Thursday, September 14, 2006

Everyone Has a TV Show

How vast is TV's reach in the modern age? Just a tiny example: The DIY network (which I don't have and I don't know of anyone who does have it) has shows called "Stylelicious," "Get Framed," "Creative Juice," "Embellish This!" and "From Junky to Funky." I think the few of us in this world who don't have TV shows should probably consider ourselves to be failures. Or lucky. Mine would be a business show called "Synergize This!"

Saturday, September 09, 2006

9/11/2001

That day, I was talking to my lovely wife about ordinary stuff at my house, before heading off to work. It was her day off, I think. I pulled out of the driveway, put on WCBS-88 in New York and heard the anchor say that the second tower of the WTC had been hit and was collapsing -- apparently the work of terrorists. I turned around and screeched into my driveway, ran in and angrily told my wife, "The bastards have knocked down the World Trade Center!" I put the TV on, watched more than an hour and then ran off to work, having taken some notes on coverage. I wrote a story in work about the TV coverage that made a special afternoon edition the Register put out. For my son, it was he who noticed the towers on fire while glancing at a TV in the gym locker room. It was his favorite building, one he'd visited on a class trip. For my daughter Cathy, it was her first week of classes in suburban New York and the college's phone system would go down (it had a satellite location a couple of blocks from the WTC in New York City). For my daughter Tina, her 9/11 birthday would be henceforth known as a day of infamy. The next day I called my old friend Mike R., a CFO in lower Manhattan who watched the towers fall and fled north on foot to find a train back to Connecticut.
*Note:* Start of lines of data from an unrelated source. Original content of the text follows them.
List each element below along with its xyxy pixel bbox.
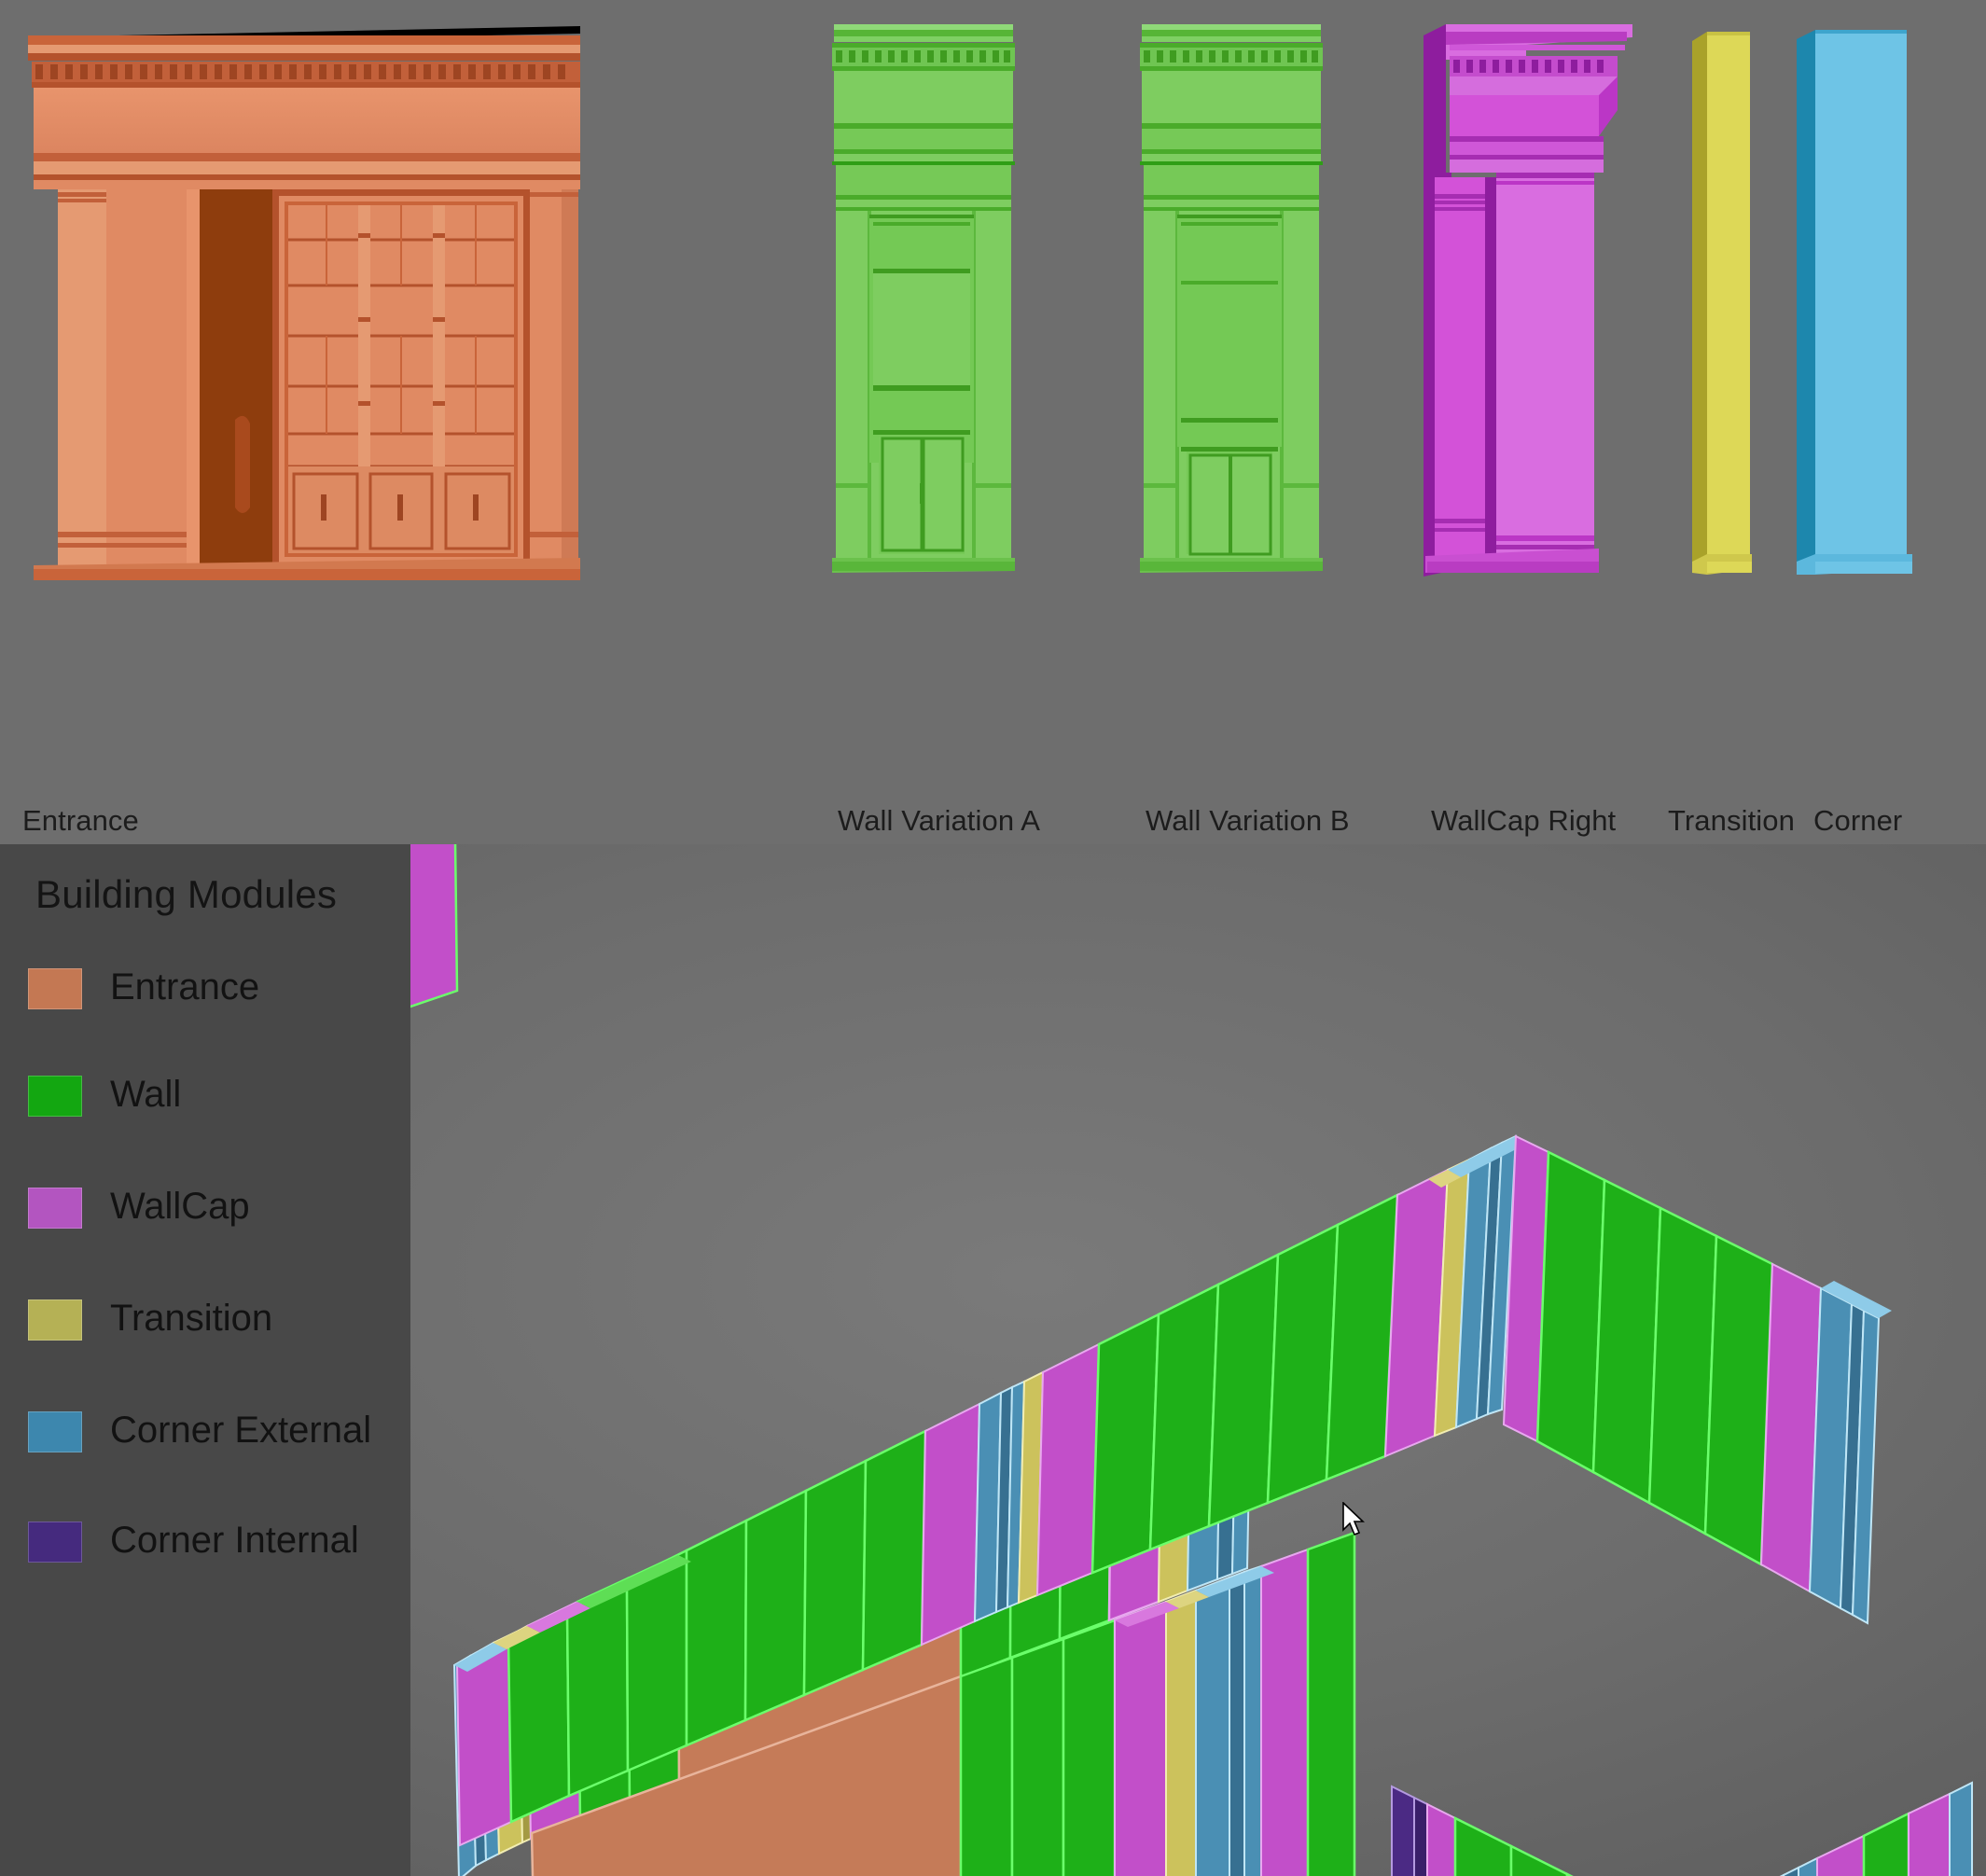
legend-title: Building Modules [35,872,338,916]
legend-swatch-wall [28,1076,82,1117]
module-corner[interactable] [1791,22,1922,582]
legend-swatch-entrance [28,968,82,1009]
module-wall-variation-a[interactable] [830,17,1017,577]
module-entrance[interactable] [21,9,590,583]
module-transition[interactable] [1687,22,1761,582]
module-label-corner: Corner [1813,804,1903,837]
legend-label-corner-internal: Corner Internal [110,1520,359,1561]
legend-label-entrance: Entrance [110,966,260,1007]
app-root: Entrance Wall Variation A Wall Variation… [0,0,1986,1876]
module-sheet-panel: Entrance Wall Variation A Wall Variation… [0,0,1986,844]
module-label-entrance: Entrance [22,804,139,837]
legend-panel: Building Modules Entrance Wall WallCap T… [0,844,410,1876]
legend-swatch-corner-external [28,1411,82,1452]
module-label-wall-variation-b: Wall Variation B [1146,804,1350,837]
legend-swatch-corner-internal [28,1522,82,1563]
legend-swatch-wallcap [28,1188,82,1229]
module-wall-variation-b[interactable] [1138,17,1325,577]
legend-label-transition: Transition [110,1298,273,1339]
legend-swatch-transition [28,1299,82,1341]
module-label-transition: Transition [1668,804,1795,837]
module-label-wall-variation-a: Wall Variation A [838,804,1040,837]
legend-label-wallcap: WallCap [110,1186,250,1227]
legend-label-wall: Wall [110,1074,182,1115]
module-label-wallcap-right: WallCap Right [1431,804,1617,837]
module-wallcap-right[interactable] [1416,17,1640,586]
legend-label-corner-external: Corner External [110,1410,372,1451]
The world changed that day, and we're still trying to assess blame and figure out our nation's reaction in 2006, judging by the debate over the miniseries on ABC Sunday, "The Path to 9/11." I wrote a positive review, but I'm for ABC editing out anything they fictionalized if it puts unverified dialogue in the mouth of a real person. We all know Clinton and minions could have done more; we all know George W. Bush and the neocons wrecked all the sympathy and good will America had in those days by invading Iraq and getting stuck in a quagmire there. I just think the show was well done and, yes, informative.